Three Ways to Develop Strategic Thinking
Organizations need strategic thinkers to manage difficult situations and map out success-boosting game plans. Who exactly are these people and how can you become one?
Strategic thinkers are people who can see beyond today. They’re not the ones who get stuck in a problem. Rather, they’re on top of them — always seeking solutions to address any issues coming their way. Sticking to conventional business norms isn’t on their vocabulary either. They love to do things in a completely different way.
Emerging business trends and data are their best allies. Even if they don’t have the right answers at all times, being strategic empowers them to accomplish business objectives, embrace new opportunities, address challenges, and plan for the company’s growth.
To cut it short, strategic people are voracious learners, risk-takers, problem-solvers, analytical thinkers, and good communicators.
It sounds overwhelming at first, especially if you’re going to look at it as a single item. So to make it an achievable characteristic, we discuss below some of the essential activities on how to develop strategic thinking.
How to develop strategic thinking
Expand your knowledge
One-third of a person’s ability to be creative comes from genetics while two-thirds is through learning, studies suggest. It shows that like any other skill, strategic thinking can be improved through deliberate training.
Reading industry news and business books is a basic activity. It is essential, but it is not enough. To gain a deeper understanding of how things work inside and outside of the company, you must also:
- Listen to subject matter experts
- Seek the advice and opinions of leaders in your organization and industry
- Have a clear grasp of the industry context, trends, and business drivers
- Learn to visualize and explain data in an understandable manner
- Find out what your competitors and fellow businesses are doing effectively
Even if you’ve been doing the same thing for years, it is good to assume that you cannot master everything — not when there are numerous changes happening around you every day.

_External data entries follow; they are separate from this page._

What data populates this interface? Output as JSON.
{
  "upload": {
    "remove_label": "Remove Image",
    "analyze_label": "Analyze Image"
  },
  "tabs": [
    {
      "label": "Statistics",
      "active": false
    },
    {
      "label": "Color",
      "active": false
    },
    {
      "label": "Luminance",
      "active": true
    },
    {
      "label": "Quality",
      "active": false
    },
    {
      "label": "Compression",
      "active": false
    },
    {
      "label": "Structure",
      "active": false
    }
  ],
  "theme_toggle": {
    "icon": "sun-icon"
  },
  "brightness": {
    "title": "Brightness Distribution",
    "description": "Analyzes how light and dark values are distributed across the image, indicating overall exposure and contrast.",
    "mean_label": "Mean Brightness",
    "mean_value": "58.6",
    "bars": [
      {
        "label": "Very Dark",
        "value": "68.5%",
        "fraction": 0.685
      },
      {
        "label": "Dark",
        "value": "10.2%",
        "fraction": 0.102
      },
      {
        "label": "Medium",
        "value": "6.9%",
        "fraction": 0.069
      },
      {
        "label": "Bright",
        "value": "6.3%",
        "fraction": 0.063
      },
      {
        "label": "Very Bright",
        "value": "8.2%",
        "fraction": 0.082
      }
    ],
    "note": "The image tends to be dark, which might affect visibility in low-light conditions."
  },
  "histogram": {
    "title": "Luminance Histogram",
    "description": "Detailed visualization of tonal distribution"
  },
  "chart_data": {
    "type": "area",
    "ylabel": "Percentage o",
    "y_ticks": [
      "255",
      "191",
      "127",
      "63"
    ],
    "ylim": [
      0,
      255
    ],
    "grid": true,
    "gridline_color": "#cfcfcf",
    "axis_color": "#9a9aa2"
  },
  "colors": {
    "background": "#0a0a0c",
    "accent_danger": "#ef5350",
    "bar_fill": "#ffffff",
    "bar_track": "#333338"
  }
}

Make it a habit to explore uncharted ideas and innovative solutions. The answer to your company’s long-term growth may be hidden in the knowledge you have yet to acquire.
Ask tough questions
Asking questions is different from asking tough questions.
The former lets you answer the “what” or the common details about the project. Surface-deep, it only lets you know what you should know to finish it. Meanwhile, asking tough questions enables you to challenge how things are done, and if there’s a better way to do it.
Once you’ve experienced success, it can be tempting to stick to the same strategy in handling other initiatives. However, you must keep in mind that not because it worked before doesn’t mean it will be effective again.
You must learn to let go of your biases towards approaches that brought you success. Asking “What’s different this time around?” or “Is this logical?” is a good start to identify your plan’s weaknesses and defend it logically when others ask questions.
Being open to opposing ideas can also help you develop your strategic thinking skills. The more you embrace alternative arguments, the better you will be at seeing the big picture.
In a Harvard Business Review article, author Ron Ashkenas provided the three areas you can improve when asking questions, namely:
- Self: Asking yourself and others about what you could do better.
- Plans and projects: Asking questions about the project to advance the progress at an accelerated pace. It should also aim to strengthen relationships and help others to learn and develop.
- Organization: Asking questions about the organization’s practices, processes, and structures. The goal is to know if there’s a better approach to do things more effectively.
To sum it up, strategic questions should relate to a challenge, opportunity, or any ambiguity your company is facing at the moment.
Give yourself enough time and space to think
Rather than keeping a jam-packed schedule and working like an automated machine, it’s necessary to take a pause, unload your thoughts, and breathe so you can free up more mental energy for strategic thinking.
Skeptical about this idea?
Let’s set Warren Buffet, the world-renowned business tycoon, as an example.
In a piece written by Bill Gates — whom we know as another business magnate — he revealed that he admires Warren for “keeping his schedule free of meetings… [and] he likes to sit in his office and read and think.”
Its logic is pretty straightforward: if your mind is overflowing with thoughts and you’re moving non-stop, there will be little room for critical thinking. It’s all about making the connection between strategizing and doing the real work. Thinking alone can’t get anything done. Meanwhile, working without thinking can barely deliver outstanding results.